- Born: Freer Helen Robertson 4 July 1907
- Died: 5 December 1987 (aged 80) Greenwich, Sydney, Australia
- Occupations: Methodist lay leader, schoolteacher
- Known for: President of World Federation of Methodist and Uniting Church Women

= Freer Helen Latham =

Methodist schoolteacher and lay leader (1907–1987)

Freer Helen Latham (1907–1987) was an Australian schoolteacher and leader in the global Methodist women's movement. She served as vice-president for the Australasian Federation of Methodist Women and also as world president of the World Federation of Methodist Women. She helped to grow these women's organizations at the local, national and global level. She was an advocate for women's leadership in the Methodist church, and encouraged partnerships and collaborative efforts among women in diverse regions of the globe.

==Early life and education==
Freer Helen Robertson was born on 4 July 1907, in Mullumbimby, New South Wales, Australia. Her parents were Florence Ellen and John Francis Robertson. Her father was an estate agent by profession. Her mother, who had been born in South Africa, was active in the Salvation Army. Freer was the eldest daughter born to the couple. She graduated from Broken Hill High School, and then attended Sydney Teacher's College.

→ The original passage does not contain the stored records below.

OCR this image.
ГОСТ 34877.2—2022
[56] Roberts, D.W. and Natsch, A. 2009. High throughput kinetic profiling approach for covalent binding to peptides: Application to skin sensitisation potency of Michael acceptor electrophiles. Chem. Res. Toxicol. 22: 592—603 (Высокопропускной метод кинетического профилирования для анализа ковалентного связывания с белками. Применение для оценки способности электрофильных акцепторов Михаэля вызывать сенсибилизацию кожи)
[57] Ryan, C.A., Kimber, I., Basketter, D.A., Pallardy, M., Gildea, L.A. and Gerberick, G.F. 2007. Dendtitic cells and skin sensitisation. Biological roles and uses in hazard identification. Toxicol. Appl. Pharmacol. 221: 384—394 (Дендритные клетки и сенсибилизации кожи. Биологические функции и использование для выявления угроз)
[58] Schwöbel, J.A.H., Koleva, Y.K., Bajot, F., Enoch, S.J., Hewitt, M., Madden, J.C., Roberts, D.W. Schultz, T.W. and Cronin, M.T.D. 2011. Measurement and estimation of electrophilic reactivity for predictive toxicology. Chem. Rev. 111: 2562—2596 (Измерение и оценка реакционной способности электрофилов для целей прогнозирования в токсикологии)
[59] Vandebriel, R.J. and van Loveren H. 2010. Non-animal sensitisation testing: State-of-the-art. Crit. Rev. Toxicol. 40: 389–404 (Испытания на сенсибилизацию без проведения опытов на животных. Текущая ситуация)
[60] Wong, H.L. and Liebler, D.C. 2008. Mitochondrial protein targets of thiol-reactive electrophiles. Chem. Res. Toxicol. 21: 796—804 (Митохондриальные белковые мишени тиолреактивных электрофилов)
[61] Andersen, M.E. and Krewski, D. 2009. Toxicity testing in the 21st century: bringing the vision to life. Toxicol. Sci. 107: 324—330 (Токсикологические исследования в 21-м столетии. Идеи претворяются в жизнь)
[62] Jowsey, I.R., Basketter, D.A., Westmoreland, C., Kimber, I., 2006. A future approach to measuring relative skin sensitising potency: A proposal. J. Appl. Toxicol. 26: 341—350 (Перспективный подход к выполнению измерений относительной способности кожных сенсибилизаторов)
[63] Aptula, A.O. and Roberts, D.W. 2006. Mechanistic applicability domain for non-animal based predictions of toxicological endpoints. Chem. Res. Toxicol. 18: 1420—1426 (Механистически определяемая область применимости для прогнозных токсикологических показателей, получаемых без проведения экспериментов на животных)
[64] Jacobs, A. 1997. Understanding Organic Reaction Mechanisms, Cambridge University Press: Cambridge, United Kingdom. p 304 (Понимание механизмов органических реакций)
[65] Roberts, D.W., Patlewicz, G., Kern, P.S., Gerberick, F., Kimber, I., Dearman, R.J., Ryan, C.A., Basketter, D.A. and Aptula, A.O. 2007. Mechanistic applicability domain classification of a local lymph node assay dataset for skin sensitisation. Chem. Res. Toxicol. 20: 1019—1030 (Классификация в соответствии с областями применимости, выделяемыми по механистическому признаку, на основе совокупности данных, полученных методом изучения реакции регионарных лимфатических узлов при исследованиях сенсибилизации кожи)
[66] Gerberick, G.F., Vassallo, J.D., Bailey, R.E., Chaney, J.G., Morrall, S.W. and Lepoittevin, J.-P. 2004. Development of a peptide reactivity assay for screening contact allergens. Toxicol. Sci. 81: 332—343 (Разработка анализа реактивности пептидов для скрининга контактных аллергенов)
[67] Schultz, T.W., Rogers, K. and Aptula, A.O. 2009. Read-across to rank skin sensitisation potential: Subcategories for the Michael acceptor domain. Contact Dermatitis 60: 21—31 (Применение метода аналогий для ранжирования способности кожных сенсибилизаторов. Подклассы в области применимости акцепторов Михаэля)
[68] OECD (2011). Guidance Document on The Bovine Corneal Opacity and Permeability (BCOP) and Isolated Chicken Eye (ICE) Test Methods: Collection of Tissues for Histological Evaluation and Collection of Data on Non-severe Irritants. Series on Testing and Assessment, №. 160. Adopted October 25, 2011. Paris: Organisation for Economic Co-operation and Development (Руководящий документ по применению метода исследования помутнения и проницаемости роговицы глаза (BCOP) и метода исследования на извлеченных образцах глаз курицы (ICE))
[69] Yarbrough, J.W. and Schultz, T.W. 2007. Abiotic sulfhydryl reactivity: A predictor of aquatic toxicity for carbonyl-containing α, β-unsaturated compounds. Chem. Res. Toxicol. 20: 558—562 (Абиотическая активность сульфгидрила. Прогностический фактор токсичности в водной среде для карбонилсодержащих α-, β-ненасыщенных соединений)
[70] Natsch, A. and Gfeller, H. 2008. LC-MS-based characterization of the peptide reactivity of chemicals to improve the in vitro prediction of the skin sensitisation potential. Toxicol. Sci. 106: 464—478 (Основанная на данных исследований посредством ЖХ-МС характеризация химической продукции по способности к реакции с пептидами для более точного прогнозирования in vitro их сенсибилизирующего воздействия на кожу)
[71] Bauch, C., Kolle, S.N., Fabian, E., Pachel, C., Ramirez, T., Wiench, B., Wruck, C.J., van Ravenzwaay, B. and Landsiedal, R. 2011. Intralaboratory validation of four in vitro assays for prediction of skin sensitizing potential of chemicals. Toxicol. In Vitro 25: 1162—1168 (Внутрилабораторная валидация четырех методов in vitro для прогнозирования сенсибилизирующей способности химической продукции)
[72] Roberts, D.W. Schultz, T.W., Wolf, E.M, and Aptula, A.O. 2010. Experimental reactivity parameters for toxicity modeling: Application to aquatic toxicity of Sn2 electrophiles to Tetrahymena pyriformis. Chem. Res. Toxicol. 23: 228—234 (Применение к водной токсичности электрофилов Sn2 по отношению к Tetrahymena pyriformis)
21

Following graduation, Robertson taught in public schools in Sydney, Broken Hill and Curlwaa from 1927 to 1933. In 1932, she married Raymond John Latham, a cabinet-maker. Their wedding was held on 24 March at the Methodist church in Burwood, a suburb of Sydney. As was conventional, she took on his last name, becoming known as Freer Latham.

After several years in Brisbane, the couple returned to Sydney. During the war years, from 1944 to 1947, Latham taught at the Five Dock public school.

The Lathams had two children together, a son and a daughter. Their son died at age eight of leukemia. Their daughter later married and moved to the United States.

== World Federation of Methodist Women ==
Both Freer and Raymond Latham were active in the Methodist Church. Freer taught Sunday School and served as secretary for the Women's Auxiliary for Overseas Missions (W.A.O.M) for her local Methodist church. Women's involvement in supporting mission work in the Methodist Church dates back to the mid-1800s; Women's Auxiliaries were an important source of funding for missionaries and overseas projects, including education and medical care.

Women's auxiliary societies and other women's groups allowed Methodist women to exert influence and hold leadership roles in the church, at a time when women's full ordination to the ministry was not permitted. Beginning in the 1920s, a movement emerged globally to connect Methodist women's groups, to build alliances and coordinate activities. This movement led to the creation of the World Federation of Methodist Women in 1939.

Following her son's death, Freer Latham became much more active in church work, and became a leader in this global Methodist women's movement. She took on leadership roles in the Methodist women's association in New South Wales, serving as secretary and as vice-president. In 1956, she was one of three delegates representing the Australasian Federation of Methodist Women at the first assembly of the World Federation of Methodist Women. This first global gathering of Methodist women was held in North Carolina in the United States. At the gathering, Latham was elected as the regional vice-president for the Australasian Federation of Methodist Women.

In 1961, at the second global assembly of the World Federation of Methodist Women held in Oslo, Norway, Latham was elected as global president. She succeed Louise Scholz, a Methodist lay leader from Germany. Latham served a five-year term and was succeeded by Patrocinio Ocampo, from the Evangelical Methodist Church in the Philippines. During her term as president, she traveled widely, visiting Methodist women around the globe. She oversaw significant growth in the organization; the federation added new chapters in seven countries, and reached an overall membership of 6 million women.

In 1966, Latham and her husband were delegates to the eleventh World Methodist Conference. As president of the World Federation of Methodist Women, she presented an address to the delegates. Latham emphasized the importance of "unity and fellowship" among women, and supported the development and growth of women's leadership within the church.

In 1971, she was appointed vice-president for life of the New South Wales branch of the World Federation of Methodist Women. She was also honored for her service at the World Federation's assembly in Dublin, Ireland, in 1976.

== Death ==
Latham died in Greenwich, Sydney, on 5 December 1987. She was survived by her husband Raymond.